Dla wielu szachy nie są emocjonującym sportem, ale to nie znaczy wcale, że można sobie na wszystko pozwalać. Przekonał się o tym mistrz szachowy na turnieju w Indiach. Był taki pijany, że zasnął podczas partii. Oczywiście przegrał.
Gdy Władysław Tkaczew, francuski mistrz szachowy rosyjskiego pochodzenia, przybył do Kalkuty na pojedynek ze swoim indyjskim konkurentem Praveenem Kumarem nie wydawał się wcale pijany. Wykonał na szachownicy 11 ruchów, ale już po 15 minutach widać było, że jest zbyt pijany, by nawet usiedzieć na krześle. Po chwili zasnął, "przybijając gwoździa" na szachownicy. Obudzić się już nie chciał.
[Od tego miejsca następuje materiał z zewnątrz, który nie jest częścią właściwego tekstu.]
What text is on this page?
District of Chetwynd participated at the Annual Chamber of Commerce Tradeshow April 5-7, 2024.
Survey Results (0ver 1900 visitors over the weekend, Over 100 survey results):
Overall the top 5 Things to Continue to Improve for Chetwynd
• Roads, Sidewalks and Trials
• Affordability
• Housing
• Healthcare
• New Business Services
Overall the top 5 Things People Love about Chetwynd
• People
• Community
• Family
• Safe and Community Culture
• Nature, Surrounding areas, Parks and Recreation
Ochrona musiała go wynieść
Wynieść musiała go ochrona turnieju. Został zdyskwalifikowany za naruszenie regulaminu, a zwycięstwo przypadło jego przeciwnikowi.
Tkaczew usłyszał już reprymendę od organizatorów. Ale będzie mógł nadal startować w turniejach.
35-letni szachista jest obecnie na 58. miejscu wśród mistrzów na świecie.